My name is Audrey Creary-De La Cruz, and I am a compulsive apologizer. Throughout my life I consistently apologize for unnecessary things daily much to the irritation of my family, friends, and coworkers. But I just can’t help myself. After years of reflection and a year of Women and Gender Studies classes, I have come to the conclusion my unnecessary apologies and those of many other women are the result of Patriarchal microaggressions. Throughout this piece I hope to explain what that means and hopefully find a way for all of us to collectively heal and kick this Patriarchal habit.  

In a case study explored by the Child Mind Institute, Rae Jacobson determines one of the key factors in the unnecessary apologies of women everywhere is largely due to the way we teach young girls to behave from childhood. Jacobson describes how as children, girls are asked to adhere to an impossible set of standards. While trying to empower these young women, parents and adults continue to project standards of politeness, good manners, and consideration. In doing so, these young girls are absorbing expectations that reinforce a very biased social hierarchy. The standards and expectations being projected on young women are not applied to young men in the same situations. Women are taught to apologize, reflect before speaking, only speak when spoken to, etc. Yet men are never held to these impossible expectations, they are celebrated for speaking out of turn about something that needs to be addressed, they are never expected to apologize when they accidentally bump into someone or any of the many reasons women feel the need to say, “I’m sorry.” By doing so, men are placed on a higher pedestal, granted agency, and autonomy to say and do as they please while women fight every day to appease the expectations of society.  
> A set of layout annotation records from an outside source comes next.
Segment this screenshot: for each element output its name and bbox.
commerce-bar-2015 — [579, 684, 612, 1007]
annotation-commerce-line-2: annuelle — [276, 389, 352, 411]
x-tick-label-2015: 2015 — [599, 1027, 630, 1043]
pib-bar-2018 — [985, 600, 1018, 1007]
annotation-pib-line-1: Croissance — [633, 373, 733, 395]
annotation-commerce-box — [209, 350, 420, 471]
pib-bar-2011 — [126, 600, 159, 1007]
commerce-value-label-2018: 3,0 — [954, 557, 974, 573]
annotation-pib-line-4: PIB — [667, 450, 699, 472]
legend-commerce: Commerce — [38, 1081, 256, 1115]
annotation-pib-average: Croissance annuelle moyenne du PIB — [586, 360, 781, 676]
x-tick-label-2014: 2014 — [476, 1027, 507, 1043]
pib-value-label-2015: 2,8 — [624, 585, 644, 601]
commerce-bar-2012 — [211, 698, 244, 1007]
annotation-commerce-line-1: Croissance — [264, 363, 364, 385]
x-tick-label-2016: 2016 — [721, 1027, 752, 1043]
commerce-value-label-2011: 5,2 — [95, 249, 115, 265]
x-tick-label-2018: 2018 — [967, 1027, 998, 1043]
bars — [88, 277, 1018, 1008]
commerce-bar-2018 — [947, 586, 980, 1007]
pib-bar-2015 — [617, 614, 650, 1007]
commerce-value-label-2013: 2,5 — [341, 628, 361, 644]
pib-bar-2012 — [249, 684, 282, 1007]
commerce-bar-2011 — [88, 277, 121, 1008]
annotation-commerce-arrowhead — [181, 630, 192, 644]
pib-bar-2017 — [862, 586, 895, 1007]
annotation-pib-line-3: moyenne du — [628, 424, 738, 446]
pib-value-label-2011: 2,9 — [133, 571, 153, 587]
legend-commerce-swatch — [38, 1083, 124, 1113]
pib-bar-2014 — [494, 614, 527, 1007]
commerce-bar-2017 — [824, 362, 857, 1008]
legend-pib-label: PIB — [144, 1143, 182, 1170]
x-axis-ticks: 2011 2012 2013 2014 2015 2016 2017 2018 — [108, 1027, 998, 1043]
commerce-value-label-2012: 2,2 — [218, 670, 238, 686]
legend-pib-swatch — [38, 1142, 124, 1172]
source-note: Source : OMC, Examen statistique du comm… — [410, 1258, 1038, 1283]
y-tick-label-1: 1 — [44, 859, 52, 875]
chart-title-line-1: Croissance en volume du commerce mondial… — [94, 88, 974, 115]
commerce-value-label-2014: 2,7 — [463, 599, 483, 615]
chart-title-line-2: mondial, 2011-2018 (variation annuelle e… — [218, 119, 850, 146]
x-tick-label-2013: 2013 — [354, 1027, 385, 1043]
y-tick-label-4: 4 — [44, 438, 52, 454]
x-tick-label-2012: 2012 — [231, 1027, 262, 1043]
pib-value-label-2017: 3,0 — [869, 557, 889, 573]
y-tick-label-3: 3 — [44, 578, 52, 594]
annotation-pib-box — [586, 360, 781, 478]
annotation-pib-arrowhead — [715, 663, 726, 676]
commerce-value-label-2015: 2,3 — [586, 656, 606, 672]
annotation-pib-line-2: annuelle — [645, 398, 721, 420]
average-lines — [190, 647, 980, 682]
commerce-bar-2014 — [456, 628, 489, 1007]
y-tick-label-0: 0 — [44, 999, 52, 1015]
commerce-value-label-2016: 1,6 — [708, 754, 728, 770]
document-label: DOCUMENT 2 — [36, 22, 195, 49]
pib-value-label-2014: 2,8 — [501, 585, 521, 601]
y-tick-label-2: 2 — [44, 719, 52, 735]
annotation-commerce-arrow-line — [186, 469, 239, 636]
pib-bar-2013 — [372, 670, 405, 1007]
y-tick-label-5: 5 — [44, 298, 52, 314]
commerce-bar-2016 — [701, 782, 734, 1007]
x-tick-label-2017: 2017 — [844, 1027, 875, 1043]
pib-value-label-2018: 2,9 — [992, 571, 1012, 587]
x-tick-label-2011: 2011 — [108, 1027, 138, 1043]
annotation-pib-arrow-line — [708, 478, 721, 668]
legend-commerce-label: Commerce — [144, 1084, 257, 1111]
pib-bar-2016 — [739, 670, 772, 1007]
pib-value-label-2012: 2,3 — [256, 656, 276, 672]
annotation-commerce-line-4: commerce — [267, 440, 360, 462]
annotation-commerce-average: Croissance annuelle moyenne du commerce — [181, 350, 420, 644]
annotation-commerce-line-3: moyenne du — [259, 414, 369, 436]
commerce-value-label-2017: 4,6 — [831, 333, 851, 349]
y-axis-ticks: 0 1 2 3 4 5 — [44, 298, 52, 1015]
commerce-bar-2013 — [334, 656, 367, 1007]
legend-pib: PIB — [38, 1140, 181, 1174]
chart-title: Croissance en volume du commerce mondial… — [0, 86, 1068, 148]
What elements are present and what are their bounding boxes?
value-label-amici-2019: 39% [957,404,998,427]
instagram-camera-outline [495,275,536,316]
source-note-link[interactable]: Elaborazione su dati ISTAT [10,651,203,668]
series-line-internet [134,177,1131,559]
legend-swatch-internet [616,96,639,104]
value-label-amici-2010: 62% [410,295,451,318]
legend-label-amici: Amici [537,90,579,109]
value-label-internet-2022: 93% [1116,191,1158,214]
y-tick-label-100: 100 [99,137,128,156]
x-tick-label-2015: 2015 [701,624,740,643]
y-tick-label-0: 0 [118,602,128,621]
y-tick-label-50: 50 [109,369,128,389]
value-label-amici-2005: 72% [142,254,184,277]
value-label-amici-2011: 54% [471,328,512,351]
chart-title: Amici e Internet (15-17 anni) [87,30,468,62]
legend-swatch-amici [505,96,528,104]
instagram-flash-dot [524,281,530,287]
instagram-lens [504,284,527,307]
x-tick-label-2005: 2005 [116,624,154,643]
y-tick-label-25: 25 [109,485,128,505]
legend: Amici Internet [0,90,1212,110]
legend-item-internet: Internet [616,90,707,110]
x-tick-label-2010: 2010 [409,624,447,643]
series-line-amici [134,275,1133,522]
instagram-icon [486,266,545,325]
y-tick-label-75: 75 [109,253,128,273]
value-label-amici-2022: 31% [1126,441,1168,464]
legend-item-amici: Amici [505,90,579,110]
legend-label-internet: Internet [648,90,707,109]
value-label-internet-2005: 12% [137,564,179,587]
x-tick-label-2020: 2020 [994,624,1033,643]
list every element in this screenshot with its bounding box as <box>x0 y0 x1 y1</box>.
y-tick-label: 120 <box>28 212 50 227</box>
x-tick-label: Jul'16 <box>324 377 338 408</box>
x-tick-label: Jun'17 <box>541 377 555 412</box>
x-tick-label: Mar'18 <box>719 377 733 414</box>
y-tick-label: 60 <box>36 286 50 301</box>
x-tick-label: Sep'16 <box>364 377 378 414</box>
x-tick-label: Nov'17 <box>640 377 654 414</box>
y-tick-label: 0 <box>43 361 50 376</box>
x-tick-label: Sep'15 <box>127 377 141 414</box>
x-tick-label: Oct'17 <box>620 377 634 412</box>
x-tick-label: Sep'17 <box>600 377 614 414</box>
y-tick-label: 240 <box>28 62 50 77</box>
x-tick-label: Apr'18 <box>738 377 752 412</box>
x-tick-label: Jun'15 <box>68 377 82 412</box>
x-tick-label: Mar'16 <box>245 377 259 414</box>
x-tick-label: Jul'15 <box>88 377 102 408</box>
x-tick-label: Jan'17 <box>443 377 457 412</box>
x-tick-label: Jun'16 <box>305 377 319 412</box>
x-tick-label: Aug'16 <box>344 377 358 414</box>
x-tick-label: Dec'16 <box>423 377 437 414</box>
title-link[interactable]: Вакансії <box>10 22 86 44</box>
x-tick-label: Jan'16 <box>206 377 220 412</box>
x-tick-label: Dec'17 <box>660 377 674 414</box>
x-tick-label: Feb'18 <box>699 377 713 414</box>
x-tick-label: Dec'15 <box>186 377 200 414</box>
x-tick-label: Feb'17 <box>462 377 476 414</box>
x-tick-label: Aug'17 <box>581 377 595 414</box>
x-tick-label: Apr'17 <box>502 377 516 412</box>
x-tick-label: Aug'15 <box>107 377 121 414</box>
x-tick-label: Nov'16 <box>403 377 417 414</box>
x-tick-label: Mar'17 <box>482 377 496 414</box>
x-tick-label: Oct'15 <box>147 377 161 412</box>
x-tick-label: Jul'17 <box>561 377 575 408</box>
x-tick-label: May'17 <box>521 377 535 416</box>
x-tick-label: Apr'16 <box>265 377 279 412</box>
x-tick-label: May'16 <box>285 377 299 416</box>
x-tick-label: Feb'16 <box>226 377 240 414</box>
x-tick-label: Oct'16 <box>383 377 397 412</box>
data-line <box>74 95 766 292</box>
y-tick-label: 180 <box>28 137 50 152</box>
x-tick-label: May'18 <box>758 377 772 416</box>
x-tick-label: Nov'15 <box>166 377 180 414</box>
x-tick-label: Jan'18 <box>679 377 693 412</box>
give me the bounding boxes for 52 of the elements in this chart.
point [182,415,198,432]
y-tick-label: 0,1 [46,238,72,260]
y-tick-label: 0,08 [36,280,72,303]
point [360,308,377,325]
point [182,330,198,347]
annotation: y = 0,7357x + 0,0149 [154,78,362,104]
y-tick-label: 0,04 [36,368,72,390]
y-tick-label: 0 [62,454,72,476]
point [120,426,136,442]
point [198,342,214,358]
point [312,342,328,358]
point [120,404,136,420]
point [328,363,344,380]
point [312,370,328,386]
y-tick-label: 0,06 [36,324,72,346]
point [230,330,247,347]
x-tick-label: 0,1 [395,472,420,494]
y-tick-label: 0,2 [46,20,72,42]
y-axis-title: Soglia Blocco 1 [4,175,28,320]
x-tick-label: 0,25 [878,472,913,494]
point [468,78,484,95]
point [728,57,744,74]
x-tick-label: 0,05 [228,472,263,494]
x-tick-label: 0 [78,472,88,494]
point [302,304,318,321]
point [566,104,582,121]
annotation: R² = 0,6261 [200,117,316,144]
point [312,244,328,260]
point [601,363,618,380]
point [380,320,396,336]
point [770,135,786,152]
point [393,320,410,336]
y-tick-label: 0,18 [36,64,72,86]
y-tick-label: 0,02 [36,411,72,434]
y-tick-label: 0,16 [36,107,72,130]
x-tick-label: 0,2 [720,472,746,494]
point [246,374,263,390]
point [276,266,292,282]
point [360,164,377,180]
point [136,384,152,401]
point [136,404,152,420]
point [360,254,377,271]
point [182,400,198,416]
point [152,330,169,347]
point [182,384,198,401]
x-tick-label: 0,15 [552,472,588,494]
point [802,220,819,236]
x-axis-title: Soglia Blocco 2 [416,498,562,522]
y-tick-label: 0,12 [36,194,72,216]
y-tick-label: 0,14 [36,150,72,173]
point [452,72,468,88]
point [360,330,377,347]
It is also important to note that the people who teach young girls the impossible social standards are the women who are closest to them. Mothers, teachers, women from older generations pass down this cycle of yielding our time and apologies to men who refuse to return the very efforts that hold us back. By teaching girls to apologize to men, it has been shown to decrease their self-esteem and implant the notion of a gender-based hierarchy in their minds from an early age. Now that you have the fact, what are some ways we, as strong independent women, can avoid unnecessary apologizing and begin utilizing our words for stronger/better things?  

There are few ways to get yourself out of that compulsive apologizer state of mind. For starters, pause before you apologize. Take a beat and ask yourself, “is this something that warrants an apology?” or “would a man apologize in this situation?” Another helpful tactic is to find fun little ways to hold yourself and your friends accountable. For example, in our very own Women’s Resource Center, we have Feminist Apology jar. When someone in the center apologizes unnecessarily you must put your name in the jar and at the end of the month whoever has the most names drawn must complete a reluctant task. One final tip is to find alternatives to the words “I’m sorry.” One of our brilliant WRC acquaintances suggested finding different words like saying “oops” or “that was an accident”. With these tips in mind, it is good to remember that you are a valuable member of society. Do not waste your time needlessly apologizing to men, they do not deserve it.